Se dirá, y se dirá con razón aritmética, que en términos absolutos Andalucía destina más de catorce mil millones de euros, solo por detrás de Cataluña. Pero la salud no se reparte en volúmenes, se reparte en personas, y una persona no cabe en un titular presupuestario. Cabe en una lista de espera, en un ambulatorio que cierra por la tarde, en un médico de familia que ve a sesenta pacientes en una mañana porque no hay manos para más. La estadística per cápita es incómoda precisamente porque no deja esconderse detrás de la magnitud: pone a cada ciudadano delante de su propio euro, y en Andalucía ese euro pesa menos.

Lo inquietante no es solo el presente, sino la línea que dibuja hacia adelante. Los sistemas sanitarios no se derrumban de golpe; se erosionan. Se erosionan en cada plaza que no se cubre, en cada quirófano que se infrautiliza, en cada profesional joven que hace las maletas hacia otra comunidad o hacia otro país que sí paga lo que su formación cuesta. El futuro de una sanidad infrafinanciada no es una catástrofe repentina, es una lenta privatización de hecho: quien puede, se paga un seguro; quien no puede, espera. Y en esa espera se cuela, silenciosa, la más vieja de las desigualdades. Ya lo avisó Sancho con esa sabiduría de refranero que Cervantes puso en su boca: «Dos linajes solos hay en el mundo, como decía una agüela mía, que son el tener y el no tener». Cuatro siglos después, la frase amenaza con volver a describir no ya las despensas, sino los quirófanos.
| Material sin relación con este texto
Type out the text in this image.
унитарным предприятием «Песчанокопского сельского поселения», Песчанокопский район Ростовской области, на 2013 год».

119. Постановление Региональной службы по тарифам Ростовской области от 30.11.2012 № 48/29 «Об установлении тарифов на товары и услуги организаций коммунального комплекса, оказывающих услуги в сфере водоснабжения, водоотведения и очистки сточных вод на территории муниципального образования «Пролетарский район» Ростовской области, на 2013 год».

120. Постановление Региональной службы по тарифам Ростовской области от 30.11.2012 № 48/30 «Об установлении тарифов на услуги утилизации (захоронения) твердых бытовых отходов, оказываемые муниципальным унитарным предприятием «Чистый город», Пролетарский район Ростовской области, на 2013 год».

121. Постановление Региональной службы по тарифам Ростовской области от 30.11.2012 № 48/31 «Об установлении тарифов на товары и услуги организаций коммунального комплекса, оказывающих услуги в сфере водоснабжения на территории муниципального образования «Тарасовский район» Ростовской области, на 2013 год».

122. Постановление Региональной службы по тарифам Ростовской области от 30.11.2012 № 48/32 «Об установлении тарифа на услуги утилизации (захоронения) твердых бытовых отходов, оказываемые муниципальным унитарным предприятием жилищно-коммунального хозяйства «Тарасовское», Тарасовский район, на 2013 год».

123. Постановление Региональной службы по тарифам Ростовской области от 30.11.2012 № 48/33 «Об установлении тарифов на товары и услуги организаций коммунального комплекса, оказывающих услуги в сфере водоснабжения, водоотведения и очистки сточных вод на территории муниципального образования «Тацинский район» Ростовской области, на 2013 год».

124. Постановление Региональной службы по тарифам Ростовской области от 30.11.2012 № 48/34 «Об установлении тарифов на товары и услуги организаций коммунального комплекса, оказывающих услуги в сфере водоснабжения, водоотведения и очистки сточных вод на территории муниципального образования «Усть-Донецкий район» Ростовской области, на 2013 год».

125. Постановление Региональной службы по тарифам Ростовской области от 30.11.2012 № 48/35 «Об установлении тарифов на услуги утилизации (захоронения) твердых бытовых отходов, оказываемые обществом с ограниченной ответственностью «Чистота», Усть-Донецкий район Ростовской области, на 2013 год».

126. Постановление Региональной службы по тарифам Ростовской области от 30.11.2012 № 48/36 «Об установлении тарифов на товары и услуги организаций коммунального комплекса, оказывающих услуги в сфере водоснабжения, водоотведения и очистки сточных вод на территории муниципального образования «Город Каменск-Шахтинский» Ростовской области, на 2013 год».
Porque de eso trata realmente el debate: de si la salud seguirá siendo un derecho o pasará a ser un artículo de mercado, un bien que se cotiza según el bolsillo. Una sanidad pública fuerte es la promesa civilizatoria de que la fiebre de un niño de un barrio obrero importa tanto como la de cualquier otro. Rebajar la inversión, año tras año, situarse voluntariamente a la cola, es empezar a romper esa promesa por lo más fino, por donde menos se nota hasta que se rompe del todo.

Y aquí es donde conviene invocar a Saramago, que dedicó una novela entera a una epidemia de ceguera para hablar, en el fondo, de nuestra ceguera moral. «Creo que no nos quedamos ciegos», escribió, «creo que estamos ciegos. Ciegos que ven, ciegos que, viendo, no ven». Los datos están ahí, publicados, disponibles, subrayados en rojo por quien quiera leerlos. La ceguera que amenaza no es la de la falta de información, sino la de la costumbre: la de acostumbrarnos a ser los últimos, a normalizar la espera, a mirar la cifra y encogernos de hombros como si fuera meteorología y no decisión política.

No se trata de agitar catastrofismos, sino de nombrar responsabilidades. Un presupuesto es un documento moral disfrazado de hoja de cálculo: dice, con la frialdad de los números, qué nos importa de verdad. Y unos números que colocan a millones de personas en el último lugar de la fila no describen una fatalidad económica, describen una elección. La buena noticia, la única, es que las elecciones se pueden cambiar. Basta con decidir mirar. Basta con no ser, pudiendo ver, de los que no ven.